Setelah kepergian Raja Chepei II dan Ratu Anverous Callisto, Kerajaan Bumi diliputi kesedihan yang mendalam. Meskipun duka menyelimuti, ketiga putri mereka, Sunria, Moona, dan Starfaela, tahu bahwa mereka harus kuat dan melanjutkan tugas mulia orang tua mereka. Sunria dengan sifatnya yang hangat dan bersemangat mengambil alih sebagian besar urusan kerajaan di siang hari, memastikan kehidupan terus berjalan dengan teratur. Moona, dengan kebijaksanaannya dan ketenangannya, mengawasi malam, memastikan mimpi dan kedamaian tetap hadir di setiap sudut Bumi. Sementara itu, Starfaela, yang baru saja hadir, dengan rasa ingin tahu dan energi bintangnya, mempelajari seluk-beluk kerajaan dan kekuatan unik yang dimilikinya.
Namun, keharmonisan yang rapuh ini mulai terancam. Kabar buruk mulai menyebar dari berbagai penjuru Bumi. Siang hari terasa lebih terik dan panjang di beberapa wilayah, menyebabkan kekeringan dan gagal panen. Malam hari di tempat lain menjadi sangat gelap dan dingin, menakutkan dan menghambat pertumbuhan. Keseimbangan yang selama ini dijaga dengan susah payah oleh Raja dan Ratu mulai goyah.
Ketiga putri berkumpul di ruang tahta, yang kini terasa sunyi tanpa kehadiran orang tua mereka. "Kita harus bertindak," kata Sunria dengan nada khawatir, menyeka keringat di dahinya. "Ketidakseimbangan ini semakin parah. Rakyat menderita."
Moona mengangguk setuju. "Aku merasakan kegelisahan dalam mimpi-mimpi mereka. Ada ketakutan dan kebingungan yang besar."

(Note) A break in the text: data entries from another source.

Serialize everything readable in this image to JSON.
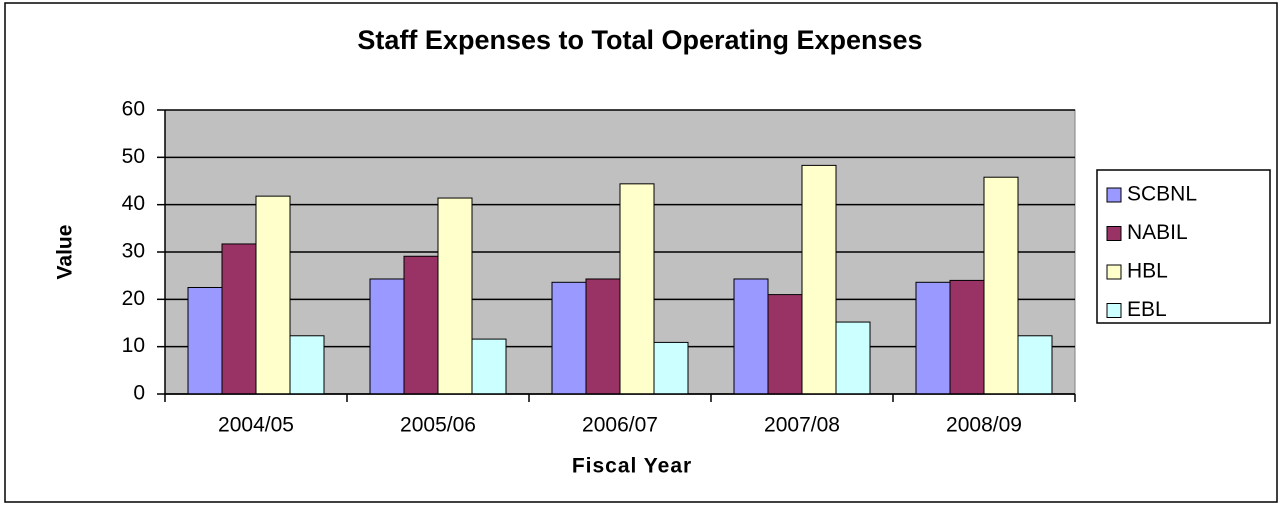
{
  "chart_data": {
    "type": "bar",
    "title": "Staff Expenses to Total Operating Expenses",
    "x_label": "Fiscal Year",
    "y_label": "Value",
    "categories": [
      "2004/05",
      "2005/06",
      "2006/07",
      "2007/08",
      "2008/09"
    ],
    "series": [
      {
        "name": "SCBNL",
        "color": "#9999ff",
        "values": [
          22.5,
          24.3,
          23.6,
          24.3,
          23.6
        ]
      },
      {
        "name": "NABIL",
        "color": "#993366",
        "values": [
          31.7,
          29.1,
          24.3,
          21.0,
          24.0
        ]
      },
      {
        "name": "HBL",
        "color": "#ffffcc",
        "values": [
          41.8,
          41.4,
          44.4,
          48.3,
          45.8
        ]
      },
      {
        "name": "EBL",
        "color": "#ccffff",
        "values": [
          12.3,
          11.6,
          10.9,
          15.2,
          12.3
        ]
      }
    ],
    "ylim": [
      0,
      60
    ],
    "yticks": [
      0,
      10,
      20,
      30,
      40,
      50,
      60
    ],
    "grid": true,
    "plot_background": "#c0c0c0",
    "legend": "right"
  }
}
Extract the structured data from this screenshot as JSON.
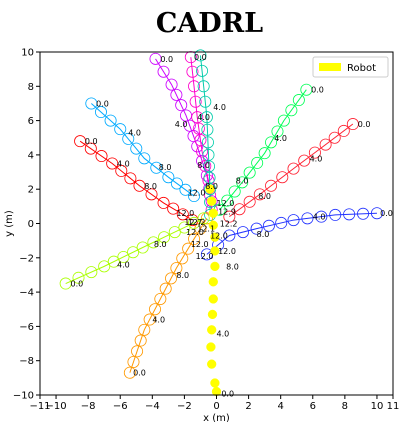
{
  "chart_data": {
    "type": "line",
    "title": "CADRL",
    "xlabel": "x (m)",
    "ylabel": "y (m)",
    "xlim": [
      -11,
      11
    ],
    "ylim": [
      -10,
      10
    ],
    "xticks": [
      -11,
      -10,
      -8,
      -6,
      -4,
      -2,
      0,
      2,
      4,
      6,
      8,
      10,
      11
    ],
    "yticks": [
      -10,
      -8,
      -6,
      -4,
      -2,
      0,
      2,
      4,
      6,
      8,
      10
    ],
    "legend": {
      "position": "top-right",
      "entries": [
        "Robot"
      ]
    },
    "robot": {
      "name": "Robot",
      "color": "#ffff00",
      "path": [
        [
          0.0,
          -9.8
        ],
        [
          -0.1,
          -9.3
        ],
        [
          -0.3,
          -8.2
        ],
        [
          -0.35,
          -7.2
        ],
        [
          -0.3,
          -6.2
        ],
        [
          -0.25,
          -5.3
        ],
        [
          -0.2,
          -4.4
        ],
        [
          -0.2,
          -3.4
        ],
        [
          -0.1,
          -2.5
        ],
        [
          -0.1,
          -1.6
        ],
        [
          -0.1,
          -0.8
        ],
        [
          -0.2,
          -0.1
        ],
        [
          -0.2,
          0.6
        ],
        [
          -0.3,
          1.3
        ],
        [
          -0.4,
          2.0
        ]
      ],
      "labels": [
        {
          "text": "0.0",
          "x": 0.3,
          "y": -9.9
        },
        {
          "text": "4.0",
          "x": 0.0,
          "y": -6.4
        },
        {
          "text": "8.0",
          "x": 0.6,
          "y": -2.5
        }
      ]
    },
    "series": [
      {
        "color": "#ff0000",
        "path": [
          [
            -8.5,
            4.8
          ],
          [
            -6.5,
            3.5
          ],
          [
            -4.8,
            2.2
          ],
          [
            -3.3,
            1.2
          ],
          [
            -1.5,
            0.2
          ]
        ],
        "labels": [
          {
            "text": "0.0",
            "x": -8.2,
            "y": 4.8
          },
          {
            "text": "4.0",
            "x": -6.2,
            "y": 3.5
          },
          {
            "text": "8.0",
            "x": -4.5,
            "y": 2.2
          },
          {
            "text": "12.0",
            "x": -2.5,
            "y": 0.6
          },
          {
            "text": "12.2",
            "x": -1.8,
            "y": 0.1
          }
        ]
      },
      {
        "color": "#00aaff",
        "path": [
          [
            -7.8,
            7.0
          ],
          [
            -6.0,
            5.5
          ],
          [
            -4.5,
            3.8
          ],
          [
            -3.0,
            2.7
          ],
          [
            -1.4,
            1.6
          ]
        ],
        "labels": [
          {
            "text": "0.0",
            "x": -7.5,
            "y": 7.0
          },
          {
            "text": "4.0",
            "x": -5.5,
            "y": 5.3
          },
          {
            "text": "8.0",
            "x": -3.6,
            "y": 3.3
          },
          {
            "text": "12.0",
            "x": -1.8,
            "y": 1.8
          }
        ]
      },
      {
        "color": "#cc00ff",
        "path": [
          [
            -3.8,
            9.6
          ],
          [
            -2.8,
            8.1
          ],
          [
            -1.9,
            6.3
          ],
          [
            -1.2,
            4.5
          ],
          [
            -0.6,
            2.8
          ],
          [
            -0.3,
            1.3
          ]
        ],
        "labels": [
          {
            "text": "0.0",
            "x": -3.5,
            "y": 9.6
          },
          {
            "text": "4.0",
            "x": -2.6,
            "y": 5.8
          },
          {
            "text": "8.0",
            "x": -1.2,
            "y": 3.4
          }
        ]
      },
      {
        "color": "#ff00cc",
        "path": [
          [
            -1.6,
            9.7
          ],
          [
            -1.4,
            8.0
          ],
          [
            -1.2,
            6.2
          ],
          [
            -0.9,
            4.2
          ],
          [
            -0.5,
            2.5
          ],
          [
            -0.3,
            0.8
          ]
        ],
        "labels": [
          {
            "text": "0.0",
            "x": -1.4,
            "y": 9.7
          },
          {
            "text": "4.0",
            "x": -1.2,
            "y": 6.2
          },
          {
            "text": "8.0",
            "x": -0.7,
            "y": 2.2
          }
        ]
      },
      {
        "color": "#00ccaa",
        "path": [
          [
            -1.0,
            9.8
          ],
          [
            -0.8,
            8.0
          ],
          [
            -0.6,
            6.2
          ],
          [
            -0.5,
            4.0
          ],
          [
            -0.4,
            2.0
          ],
          [
            -0.4,
            0.5
          ]
        ],
        "labels": [
          {
            "text": "4.0",
            "x": -0.2,
            "y": 6.8
          }
        ]
      },
      {
        "color": "#00ff55",
        "path": [
          [
            5.6,
            7.8
          ],
          [
            4.2,
            6.0
          ],
          [
            3.0,
            4.1
          ],
          [
            1.6,
            2.4
          ],
          [
            0.2,
            0.8
          ]
        ],
        "labels": [
          {
            "text": "0.0",
            "x": 5.9,
            "y": 7.8
          },
          {
            "text": "4.0",
            "x": 3.6,
            "y": 5.0
          },
          {
            "text": "8.0",
            "x": 1.2,
            "y": 2.5
          },
          {
            "text": "12.0",
            "x": 0.0,
            "y": 1.2
          }
        ]
      },
      {
        "color": "#ff2233",
        "path": [
          [
            8.5,
            5.8
          ],
          [
            6.8,
            4.6
          ],
          [
            4.8,
            3.2
          ],
          [
            2.7,
            1.7
          ],
          [
            0.8,
            0.4
          ]
        ],
        "labels": [
          {
            "text": "0.0",
            "x": 8.8,
            "y": 5.8
          },
          {
            "text": "4.0",
            "x": 5.8,
            "y": 3.8
          },
          {
            "text": "8.0",
            "x": 2.6,
            "y": 1.6
          },
          {
            "text": "12.9",
            "x": 0.1,
            "y": 0.7
          },
          {
            "text": "12.2",
            "x": 0.2,
            "y": 0.0
          }
        ]
      },
      {
        "color": "#2233ff",
        "path": [
          [
            10.0,
            0.6
          ],
          [
            7.4,
            0.5
          ],
          [
            4.8,
            0.2
          ],
          [
            2.5,
            -0.3
          ],
          [
            0.8,
            -0.7
          ],
          [
            -0.6,
            -1.8
          ]
        ],
        "labels": [
          {
            "text": "0.0",
            "x": 10.2,
            "y": 0.6
          },
          {
            "text": "4.0",
            "x": 6.0,
            "y": 0.4
          },
          {
            "text": "8.0",
            "x": 2.5,
            "y": -0.6
          },
          {
            "text": "12.0",
            "x": -1.3,
            "y": -1.9
          }
        ]
      },
      {
        "color": "#ff9900",
        "path": [
          [
            -5.4,
            -8.7
          ],
          [
            -4.5,
            -6.2
          ],
          [
            -3.5,
            -4.4
          ],
          [
            -2.5,
            -2.6
          ],
          [
            -1.4,
            -0.9
          ],
          [
            -0.6,
            0.3
          ]
        ],
        "labels": [
          {
            "text": "0.0",
            "x": -5.2,
            "y": -8.7
          },
          {
            "text": "4.0",
            "x": -4.0,
            "y": -5.6
          },
          {
            "text": "8.0",
            "x": -2.5,
            "y": -3.0
          },
          {
            "text": "12.0",
            "x": -1.6,
            "y": -1.2
          }
        ]
      },
      {
        "color": "#aaff00",
        "path": [
          [
            -9.4,
            -3.5
          ],
          [
            -7.0,
            -2.5
          ],
          [
            -4.6,
            -1.4
          ],
          [
            -2.6,
            -0.5
          ],
          [
            -0.8,
            0.3
          ]
        ],
        "labels": [
          {
            "text": "0.0",
            "x": -9.1,
            "y": -3.5
          },
          {
            "text": "4.0",
            "x": -6.2,
            "y": -2.4
          },
          {
            "text": "8.0",
            "x": -3.9,
            "y": -1.2
          },
          {
            "text": "12.0",
            "x": -1.9,
            "y": -0.5
          }
        ]
      }
    ],
    "extra_labels": [
      {
        "text": "12.7",
        "x": -2.0,
        "y": 0.1
      },
      {
        "text": "12.1",
        "x": -1.2,
        "y": -0.3
      },
      {
        "text": "12.0",
        "x": -0.4,
        "y": -0.7
      },
      {
        "text": "12.0",
        "x": 0.1,
        "y": -1.6
      }
    ]
  }
}
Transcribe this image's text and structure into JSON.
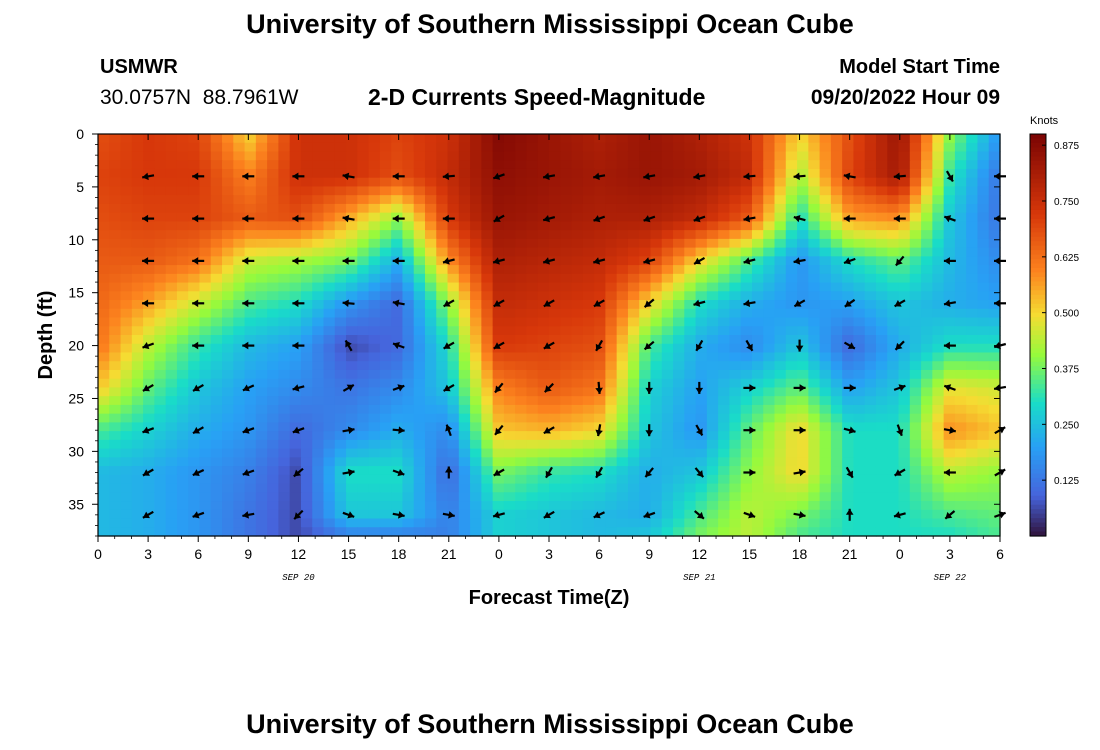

Starfaela, meskipun paling muda, menunjukkan pandangan yang tajam. "Aku melihatnya di langit malam. Ada gangguan dalam aliran energi bintang. Seolah ada sesuatu yang menghalangi cahaya."
Mereka memutuskan untuk melakukan perjalanan terpisah untuk mencari tahu sumber masalah ini. Sunria pergi ke wilayah timur yang dilanda kekeringan, berharap dapat memulihkan kehangatan yang hilang secara merata. Moona menuju ke utara yang membeku, mencoba menenangkan kegelapan dan membawa kembali cahaya bulan yang lembut. Sementara Starfaela, dengan kemampuan uniknya untuk merasakan energi kosmik, terbang menuju langit, mencari tahu apa yang mengganggu bintang-bintang.
Perjalanan Sunria membawanya melewati padang pasir yang luas dan tandus. Dahulu, tempat ini adalah lahan subur yang dialiri sungai-sungai kecil. Sekarang, yang tersisa hanyalah debu dan kerikil. Ia bertemu dengan para petani yang putus asa, kehilangan harapan karena tanaman mereka terus layu. Sunria mencoba memanggil lebih banyak kehangatan matahari, namun terasa ada sesuatu yang menahannya, seolah ada tirai tak kasat mata yang menghalangi sinarnya.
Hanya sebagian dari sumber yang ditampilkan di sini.